Snorkel gear. The city is sinking, the tides are rising and the Venetians are leaving. The city, where the population has dropped to under 60,000, a third of what it was 50 years ago, suffered its worst flooding in 50 years and three times in one week the water level reached five feet.

Facebook:

An editor. Holy God, someone must siphon off some of the ridiculous claims posted, such as the one by an ex-colleague who wrote that more people are killed in the U.S. by getting kicked than getting shot. Some arguments are just not worth pursuing.

Italian fascism:

A mass grave. A far right extremist group planned a Nazi party called the Italian Nationalist Socialist Workers’ Party, including a convicted high-ranking member of Calabria’s ‘Ndrangheta crime syndicate.

American homeless:

Socialism. The homeless I saw in the Pacific Northwest on my last trip to the U.S. could fill the L.A. Coliseum.

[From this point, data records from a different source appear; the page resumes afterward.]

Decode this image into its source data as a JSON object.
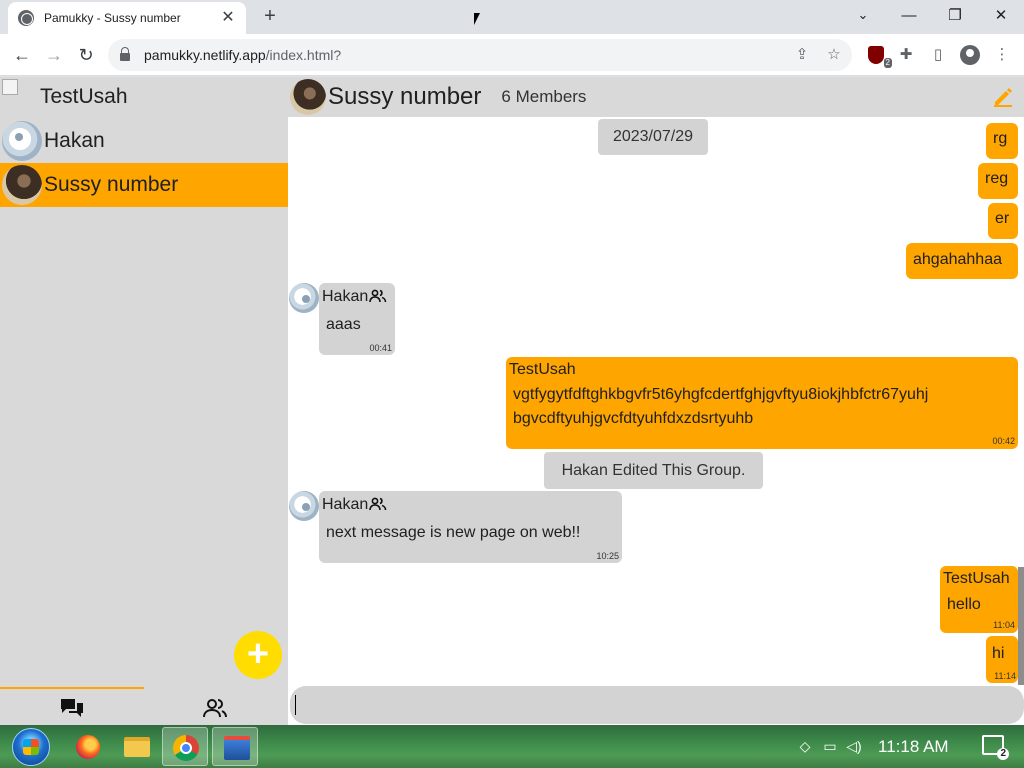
{
  "browser": {
    "tab_title": "Pamukky - Sussy number",
    "url_host": "pamukky.netlify.app",
    "url_path": "/index.html?"
  },
  "extensions": {
    "ublock_badge": "2"
  },
  "sidebar": {
    "current_user": "TestUsah",
    "chats": [
      {
        "name": "Hakan",
        "active": false
      },
      {
        "name": "Sussy number",
        "active": true
      }
    ],
    "add_button": "+"
  },
  "chat": {
    "title": "Sussy number",
    "members": "6 Members",
    "date": "2023/07/29",
    "messages": [
      {
        "dir": "out",
        "text": "rg"
      },
      {
        "dir": "out",
        "text": "reg"
      },
      {
        "dir": "out",
        "text": "er"
      },
      {
        "dir": "out",
        "text": "ahgahahhaa"
      },
      {
        "dir": "in",
        "sender": "Hakan",
        "text": "aaas",
        "time": "00:41"
      },
      {
        "dir": "out",
        "sender": "TestUsah",
        "text": "vgtfygytfdftghkbgvfr5t6yhgfcdertfghjgvftyu8iokjhbfctr67yuhjbgvcdftyuhjgvcfdtyuhfdxzdsrtyuhb",
        "line1": "vgtfygytfdftghkbgvfr5t6yhgfcdertfghjgvftyu8iokjhbfctr67yuhj",
        "line2": "bgvcdftyuhjgvcfdtyuhfdxzdsrtyuhb",
        "time": "00:42"
      },
      {
        "dir": "system",
        "text": "Hakan Edited This Group."
      },
      {
        "dir": "in",
        "sender": "Hakan",
        "text": "next message is new page on web!!",
        "time": "10:25"
      },
      {
        "dir": "out",
        "sender": "TestUsah",
        "text": "hello",
        "time": "11:04"
      },
      {
        "dir": "out",
        "text": "hi",
        "time": "11:14"
      }
    ]
  },
  "taskbar": {
    "clock": "11:18 AM",
    "notification_count": "2"
  },
  "colors": {
    "accent": "#ffa500",
    "fab": "#ffdd00",
    "panel": "#d9d9d9",
    "bubble_in": "#d3d3d3"
  },
  "icons": {
    "chats_tab": "chat-bubbles-icon",
    "contacts_tab": "people-icon",
    "edit": "pencil-icon",
    "group": "people-icon"
  }
}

Funny, I’ve recently been to three Scandinavian countries — Iceland, Sweden and Norway — and never saw anyone sleeping under a bridge.

Matteo Salvini:

A weekend in a gypsy camp. The  leader of Italy’s far-right League party called a Roma (the proper name for gypsy) a

 

zingaraccia,

 

Italian for “dirty gypsy.” He also said he’d bulldoze her home in a Milan Roma camp after she said he deserved “bullets in the head.” His comment came on the anniversary eve of the Roma Holocaust Memorial Day, Aug. 2 when, in 1944, 3,000 Roma were killed at Auschwitz.

Ed Orgeron:

A national championship. One of the nicest guys I’ve ever interviewed in college football, Orgeron was left in tears in 2013 when USC wouldn’t lift the interim tag on his head football coaching title. Now he’s leading top-ranked Louisiana State into the national semifinals. Meanwhile, the Volkswagen taking all the USC fans to the Holiday Bowl still has seats available.

PosteItaliane:

Burros. Maybe they’ll deliver the mail faster than their mail carriers. My latest tale from postal hell: I went to Beirut for my birthday at the end of March and ordered Thomas Friedman’s “From Beirut to Jerusalem” in mid-February. It arrived in May.

Marina Pascucci:

My eternal love. Thanks for your understanding, patience and affection in helping me cope with the world burning around me.